Search code examples
c#nlpsimilaritylemmatization

Analyze text (lemmatization, edit distance)


I need to analyze the text to exist in it banned words. Suppose the black list is the word: "Forbid". The word has many forms. In the text the word can be, for example: "forbidding", "forbidden", "forbad". To bring the word to the initial form, I use a process lemmatization. Your suggestions?

What about typos?
For example: "F0rb1d". I think use damerau–Levenshtein or another. You suggestions?

And what if the text is written as follows:
"ForbiddenInformation.Privatecorrespondenceofthecompany." OR "F0rb1dden1nformation.Privatecorresp0ndenceofthec0mpany." (yes, without whitespace)

How to solve this problem?
Preferably fast algorithm, because text are processed in real time.
And maybe what some tips to improve performance (how to store, etc)?


Solution

  • there're two possible solutions as far as I know algorithms.

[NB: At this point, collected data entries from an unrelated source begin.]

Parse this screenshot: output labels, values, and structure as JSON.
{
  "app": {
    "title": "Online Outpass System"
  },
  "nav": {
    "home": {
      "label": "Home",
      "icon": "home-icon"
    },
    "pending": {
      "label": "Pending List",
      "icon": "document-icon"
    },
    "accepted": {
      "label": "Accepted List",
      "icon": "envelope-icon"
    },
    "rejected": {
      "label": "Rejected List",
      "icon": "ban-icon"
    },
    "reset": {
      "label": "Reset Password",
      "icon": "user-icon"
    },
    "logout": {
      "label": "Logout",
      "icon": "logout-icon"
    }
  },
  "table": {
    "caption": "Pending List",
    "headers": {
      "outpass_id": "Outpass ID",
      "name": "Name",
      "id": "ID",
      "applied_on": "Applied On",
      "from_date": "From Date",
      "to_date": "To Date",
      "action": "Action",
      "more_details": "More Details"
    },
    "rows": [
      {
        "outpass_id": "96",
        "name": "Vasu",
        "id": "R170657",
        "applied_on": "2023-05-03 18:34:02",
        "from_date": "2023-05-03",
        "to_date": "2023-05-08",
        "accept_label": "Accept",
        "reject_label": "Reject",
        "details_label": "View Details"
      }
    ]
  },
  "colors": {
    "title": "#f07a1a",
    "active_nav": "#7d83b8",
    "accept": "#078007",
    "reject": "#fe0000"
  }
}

    You could try to use dynamic programming , LCS (longest common subsequence). It will search original text for the desired word as pattern, I believe it's O(mn):

    http://en.wikipedia.org/wiki/Longest_common_subsequence_problem http://www.ics.uci.edu/~eppstein/161/960229.html

    Although the easier would be to use text search algorithm. The best I know is KMP and it's O(n). For character comparison you could group them into sets like {i I l(L) 1}, {o O 0} and so on. Yet you could modify this for not matching all letters (forbid -> forbad).

    http://en.wikipedia.org/wiki/Knuth-Morris-Pratt_algorithm

    So now you could compare benefits of these two and yours suggestion.